Democrats released a plan that looked very similar to the “grand bargain” that President Obama proposed to Speaker Boehner earlier this year. The Democrats plan would rely on a fairly balanced mix of revenue increases (or new taxes as Republicans call them) and spending cuts to defense, Medicare, Medicaid, and discretionary programs.
Republicans countered with a plan that includes almost no revenue increases, but much larger cuts to Medicaid, Medicare, Social Security, and discretionary programs. The key sticking point is the revenue increasers, and specifically an expiration of the Bush tax cuts for the wealthy. The Democrats argue that if entitlement programs, like Medicare, are to be cut, then the Bush tax cuts for the wealthiest Americans must be allowed to expire as well. Many Republicans have signed a pledge vowing to not raise any taxes, even on the wealthiest Americans. If both sides stick to their position, as anticipated, the “trigger” of the old deal will officially be pulled.

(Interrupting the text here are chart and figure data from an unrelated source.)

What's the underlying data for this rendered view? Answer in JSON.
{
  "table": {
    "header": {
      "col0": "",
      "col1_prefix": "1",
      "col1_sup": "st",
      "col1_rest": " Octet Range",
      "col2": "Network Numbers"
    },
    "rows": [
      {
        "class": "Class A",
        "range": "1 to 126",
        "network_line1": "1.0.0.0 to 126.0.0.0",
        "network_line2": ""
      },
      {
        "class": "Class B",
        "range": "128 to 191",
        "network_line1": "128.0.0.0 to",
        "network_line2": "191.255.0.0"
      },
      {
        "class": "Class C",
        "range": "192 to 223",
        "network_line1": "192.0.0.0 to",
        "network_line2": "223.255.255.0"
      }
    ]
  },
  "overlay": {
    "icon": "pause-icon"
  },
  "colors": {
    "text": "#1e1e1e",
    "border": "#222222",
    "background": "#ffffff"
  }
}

The problem for Americans is that the “trigger” has some painful cuts in areas critical to the economy. Half of the $1.2 trillion in cuts would come in defense spending. These cuts would likely lead to thousands of layoffs within the Pentagon and the defense industry. In addition, the Pentagon is considering new cuts to the pension and benefits of retired service members. The other $600 billion in cuts would come from discretionary programs. The good news is that programs for the poor, such as Medicaid, would be exempted. Still, even with these exemptions, the cuts would certainly mean thousands more loss jobs in the public sector as the economy continues to struggle. Every day federal services that the public relies on like background checks and park access may be limited, slowed, or altogether eliminated due to the trigger cuts.
In the past none of this would have been an issue. Under previous administrations the debt ceiling was routinely raised without any accompanying spending cuts or revenue increases. However, Republicans in the House demanded dramatic cuts for the last debt ceiling increases, and in the coming month Americans may begin to realize the full extent of those spending cuts agreed to last August.